L’arrivée de Zed dans la communauté (c’est à dessein que j’emploie ce terme, tout cela sentant fort la satire, assez bien vue d’ailleurs, de certains délires hippies plus ou moins réac), on s’en doute, suscite le trouble. Les réactions sont à vrai dire très diverses : certains, la frigide Consuella (Charlotte Rampling) en tête, réclament à tout crin la mise à mort de cet élément perturbateur ; d’autres y voient un sujet d’étude intéressant, une distraction bienvenue dans la morne routine de l’immortalité ; d’autres enfin y voient un outil, permettant éventuellement de faire changer les choses, que ce changement passe par la mort… ou la fécondation. La société des immortels est en effet totalement asexuée, et le viril Zed y tranche quelque peu : on s’étonne notamment de cet étrange comportement qu’est l’érection… et Consuella, qui la suscite, de s’en offusquer, bien sûr.
Zardoz est ainsi un film outrancier, qui met régulièrement les pieds dans le plat et saute à pieds joints sur le bon goût, pour le meilleur et pour le pire. La science-fiction, d’ailleurs, y est abordée sous l’angle de la fable, et même, autant le dire, du conte philosophique. Tout n’est donc pas à y prendre au premier degré, la symbolique y est omniprésente (et parfois très lourde), et l’atmosphère générale est passablement surréaliste. Zardoz est un film de science-fiction au sens où Brazil en est un. Rien de plus opposé à 2001 l’odyssée de l’espace, donc.
Mais il y a pourtant un point commun, dans un sens : une ambition énorme, à la limite de la mégalomanie, et qui ressort assez du traitement baroque de l’ensemble. De même que 2001, mais avec beaucoup moins de subtilité, Zardoz traite intelligemment d’une multitude de thèmes tous plus fascinants les uns que les autres. Le problème est qu’il n’a pas à cet égard la même majesté. Boorman, de toute évidence, a voulu trop en faire, et l’on tend en même temps à se perdre dans les innombrables lectures qu’autorise le film et à soupirer après le didactisme appuyé de certaines scènes… Quoi qu’il en soit, et contrairement à sa réputation totalement infondée, Zardoz n’est en rien un film vide : c’est, bien au contraire, un film « trop plein », qui tend à déborder, à partir un peu dans tous les sens, et éventuellement à se perdre. Il y a néanmoins beaucoup à en retirer.
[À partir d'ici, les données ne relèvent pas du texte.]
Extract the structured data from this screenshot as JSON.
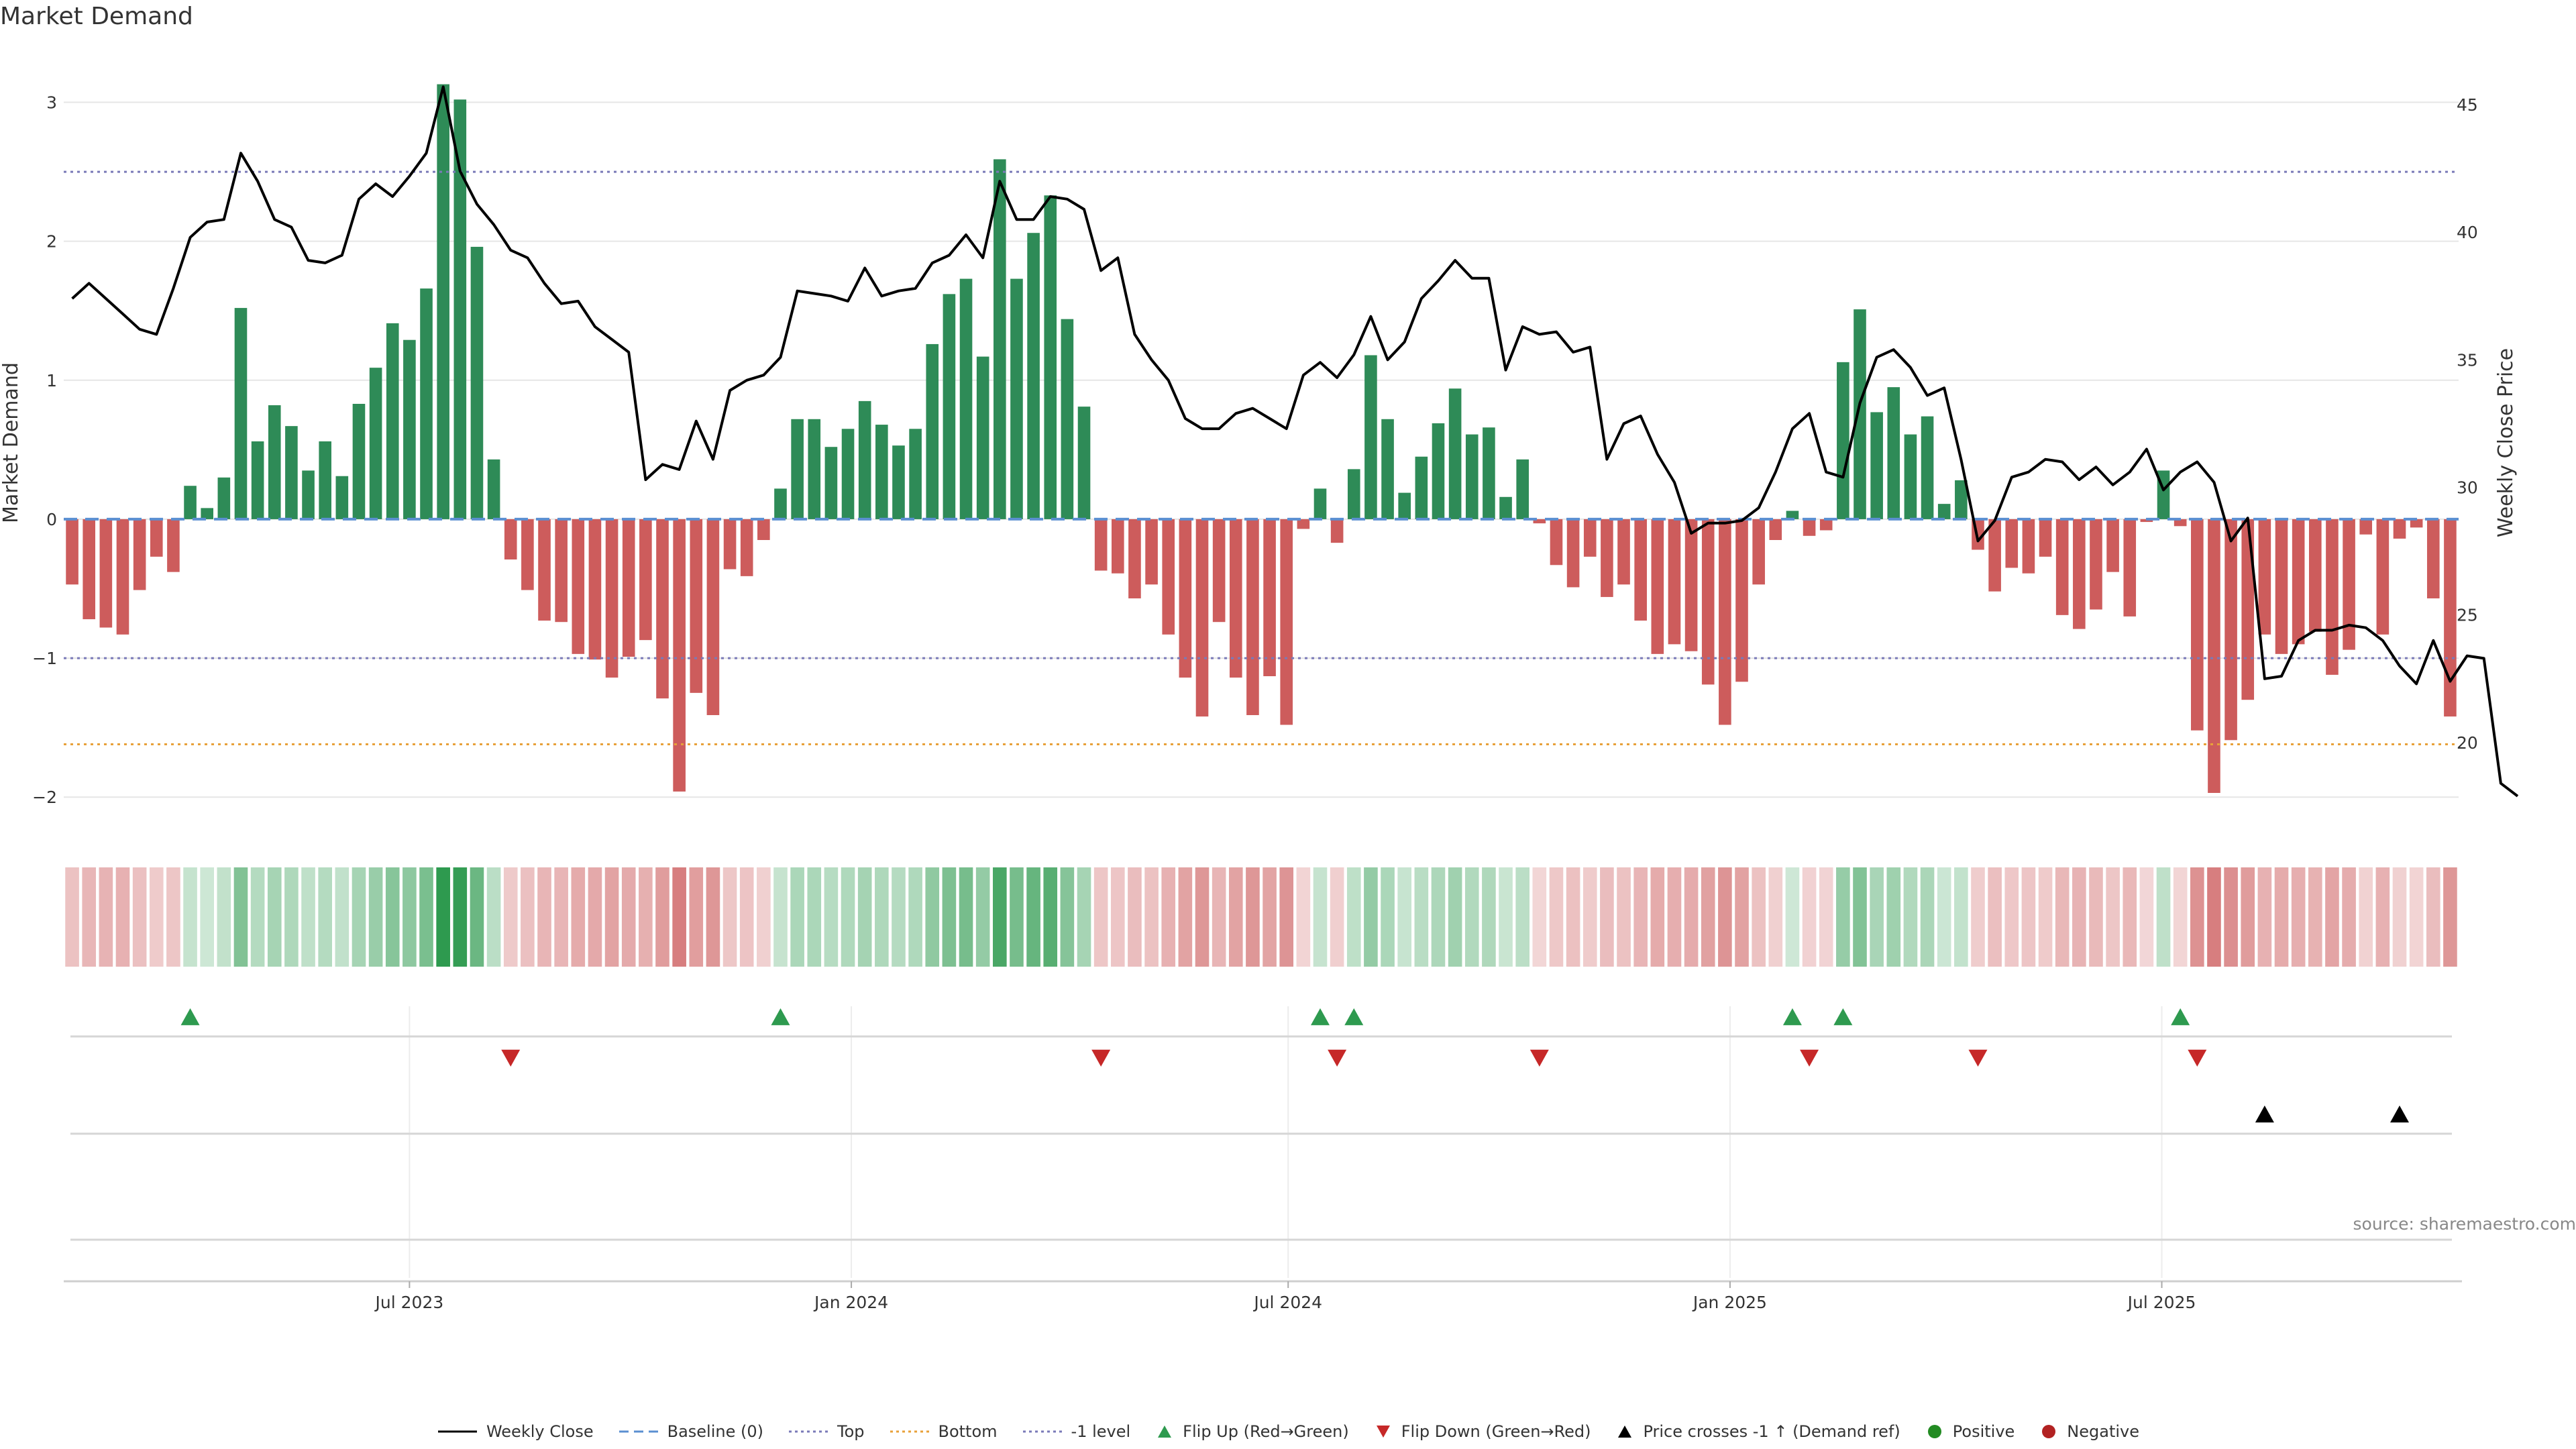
{
  "chart_data": {
    "type": "bar",
    "title": "Market Demand",
    "source": "source: sharemaestro.com",
    "ylabel_left": "Market Demand",
    "ylabel_right": "Weekly Close Price",
    "ylim_left": [
      -2.25,
      3.35
    ],
    "ylim_right": [
      16.5,
      47
    ],
    "yticks_left": [
      {
        "v": 3,
        "l": "3"
      },
      {
        "v": 2,
        "l": "2"
      },
      {
        "v": 1,
        "l": "1"
      },
      {
        "v": 0,
        "l": "0"
      },
      {
        "v": -1,
        "l": "−1"
      },
      {
        "v": -2,
        "l": "−2"
      }
    ],
    "yticks_right": [
      {
        "v": 45,
        "l": "45"
      },
      {
        "v": 40,
        "l": "40"
      },
      {
        "v": 35,
        "l": "35"
      },
      {
        "v": 30,
        "l": "30"
      },
      {
        "v": 25,
        "l": "25"
      },
      {
        "v": 20,
        "l": "20"
      }
    ],
    "x_ticks": [
      {
        "index": 20.5,
        "label": "Jul 2023"
      },
      {
        "index": 46.7,
        "label": "Jan 2024"
      },
      {
        "index": 72.6,
        "label": "Jul 2024"
      },
      {
        "index": 98.8,
        "label": "Jan 2025"
      },
      {
        "index": 124.4,
        "label": "Jul 2025"
      }
    ],
    "reference_lines": [
      {
        "name": "Top",
        "value": 2.5,
        "color": "#7a7ab8"
      },
      {
        "name": "-1 level",
        "value": -1,
        "color": "#7a7ab8"
      },
      {
        "name": "Bottom",
        "value": -1.62,
        "color": "#e8a13a"
      },
      {
        "name": "Baseline (0)",
        "value": 0,
        "color": "#5b8fd1"
      }
    ],
    "demand": [
      -0.47,
      -0.72,
      -0.78,
      -0.83,
      -0.51,
      -0.27,
      -0.38,
      0.24,
      0.08,
      0.3,
      1.52,
      0.56,
      0.82,
      0.67,
      0.35,
      0.56,
      0.31,
      0.83,
      1.09,
      1.41,
      1.29,
      1.66,
      3.13,
      3.02,
      1.96,
      0.43,
      -0.29,
      -0.51,
      -0.73,
      -0.74,
      -0.97,
      -1.01,
      -1.14,
      -0.99,
      -0.87,
      -1.29,
      -1.96,
      -1.25,
      -1.41,
      -0.36,
      -0.41,
      -0.15,
      0.22,
      0.72,
      0.72,
      0.52,
      0.65,
      0.85,
      0.68,
      0.53,
      0.65,
      1.26,
      1.62,
      1.73,
      1.17,
      2.59,
      1.73,
      2.06,
      2.33,
      1.44,
      0.81,
      -0.37,
      -0.39,
      -0.57,
      -0.47,
      -0.83,
      -1.14,
      -1.42,
      -0.74,
      -1.14,
      -1.41,
      -1.13,
      -1.48,
      -0.07,
      0.22,
      -0.17,
      0.36,
      1.18,
      0.72,
      0.19,
      0.45,
      0.69,
      0.94,
      0.61,
      0.66,
      0.16,
      0.43,
      -0.03,
      -0.33,
      -0.49,
      -0.27,
      -0.56,
      -0.47,
      -0.73,
      -0.97,
      -0.9,
      -0.95,
      -1.19,
      -1.48,
      -1.17,
      -0.47,
      -0.15,
      0.06,
      -0.12,
      -0.08,
      1.13,
      1.51,
      0.77,
      0.95,
      0.61,
      0.74,
      0.11,
      0.28,
      -0.22,
      -0.52,
      -0.35,
      -0.39,
      -0.27,
      -0.69,
      -0.79,
      -0.65,
      -0.38,
      -0.7,
      -0.02,
      0.35,
      -0.05,
      -1.52,
      -1.97,
      -1.59,
      -1.3,
      -0.83,
      -0.97,
      -0.9,
      -0.81,
      -1.12,
      -0.94,
      -0.11,
      -0.83,
      -0.14,
      -0.06,
      -0.57,
      -1.42
    ],
    "close": [
      37.4,
      38.0,
      37.4,
      36.8,
      36.2,
      36.0,
      37.8,
      39.8,
      40.4,
      40.5,
      43.1,
      42.0,
      40.5,
      40.2,
      38.9,
      38.8,
      39.1,
      41.3,
      41.9,
      41.4,
      42.2,
      43.1,
      45.7,
      42.4,
      41.1,
      40.3,
      39.3,
      39.0,
      38.0,
      37.2,
      37.3,
      36.3,
      35.8,
      35.3,
      30.3,
      30.9,
      30.7,
      32.6,
      31.1,
      33.8,
      34.2,
      34.4,
      35.1,
      37.7,
      37.6,
      37.5,
      37.3,
      38.6,
      37.5,
      37.7,
      37.8,
      38.8,
      39.1,
      39.9,
      39.0,
      42.0,
      40.5,
      40.5,
      41.4,
      41.3,
      40.9,
      38.5,
      39.0,
      36.0,
      35.0,
      34.2,
      32.7,
      32.3,
      32.3,
      32.9,
      33.1,
      32.7,
      32.3,
      34.4,
      34.9,
      34.3,
      35.2,
      36.7,
      35.0,
      35.7,
      37.4,
      38.1,
      38.9,
      38.2,
      38.2,
      34.6,
      36.3,
      36.0,
      36.1,
      35.3,
      35.5,
      31.1,
      32.5,
      32.8,
      31.3,
      30.2,
      28.2,
      28.6,
      28.6,
      28.7,
      29.2,
      30.6,
      32.3,
      32.9,
      30.6,
      30.4,
      33.3,
      35.1,
      35.4,
      34.7,
      33.6,
      33.9,
      31.1,
      27.9,
      28.7,
      30.4,
      30.6,
      31.1,
      31.0,
      30.3,
      30.8,
      30.1,
      30.6,
      31.5,
      29.9,
      30.6,
      31.0,
      30.2,
      27.9,
      28.8,
      22.5,
      22.6,
      24.0,
      24.4,
      24.4,
      24.6,
      24.5,
      24.0,
      23.0,
      22.3,
      24.0,
      22.4,
      23.4,
      23.3,
      18.4,
      17.9
    ],
    "heat_scale": {
      "neg_color": "#c6494a",
      "pos_color": "#2e9a4f",
      "max_abs": 3.13
    },
    "events": [
      {
        "name": "Flip Up (Red→Green)",
        "symbol": "▲",
        "color": "#2e9a4f",
        "indices": [
          7,
          42,
          74,
          76,
          102,
          105,
          125
        ]
      },
      {
        "name": "Flip Down (Green→Red)",
        "symbol": "▼",
        "color": "#c62828",
        "indices": [
          26,
          61,
          75,
          87,
          103,
          113,
          126
        ]
      },
      {
        "name": "Price crosses -1 ↑ (Demand ref)",
        "symbol": "▲",
        "color": "#000000",
        "indices": [
          130,
          138
        ]
      }
    ],
    "colors": {
      "positive": "#2e8b57",
      "negative": "#cd5c5c",
      "close": "#000000",
      "grid": "#e6e6e6"
    },
    "legend": [
      {
        "label": "Weekly Close",
        "kind": "line",
        "color": "#000000"
      },
      {
        "label": "Baseline (0)",
        "kind": "dash",
        "color": "#5b8fd1"
      },
      {
        "label": "Top",
        "kind": "dot",
        "color": "#7a7ab8"
      },
      {
        "label": "Bottom",
        "kind": "dot",
        "color": "#e8a13a"
      },
      {
        "label": "-1 level",
        "kind": "dot",
        "color": "#7a7ab8"
      },
      {
        "label": "Flip Up (Red→Green)",
        "kind": "tri-up",
        "color": "#2e9a4f"
      },
      {
        "label": "Flip Down (Green→Red)",
        "kind": "tri-down",
        "color": "#c62828"
      },
      {
        "label": "Price crosses -1 ↑ (Demand ref)",
        "kind": "tri-up",
        "color": "#000000"
      },
      {
        "label": "Positive",
        "kind": "dot-circle",
        "color": "#228b22"
      },
      {
        "label": "Negative",
        "kind": "dot-circle",
        "color": "#b22222"
      }
    ]
  }
}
Et le fait est que, si l’action est assez rare, je ne me suis pour ma part pas le moins du monde ennuyé devant ce film, la réalisation, superbe, n’y étant pas pour rien. Zardoz est maladroit, certes, mais finalement pas si ridicule que cela… Un objet filmique non identifié, excessif mais pas inintéressant pour autant. Et pas un nanar, en tout cas.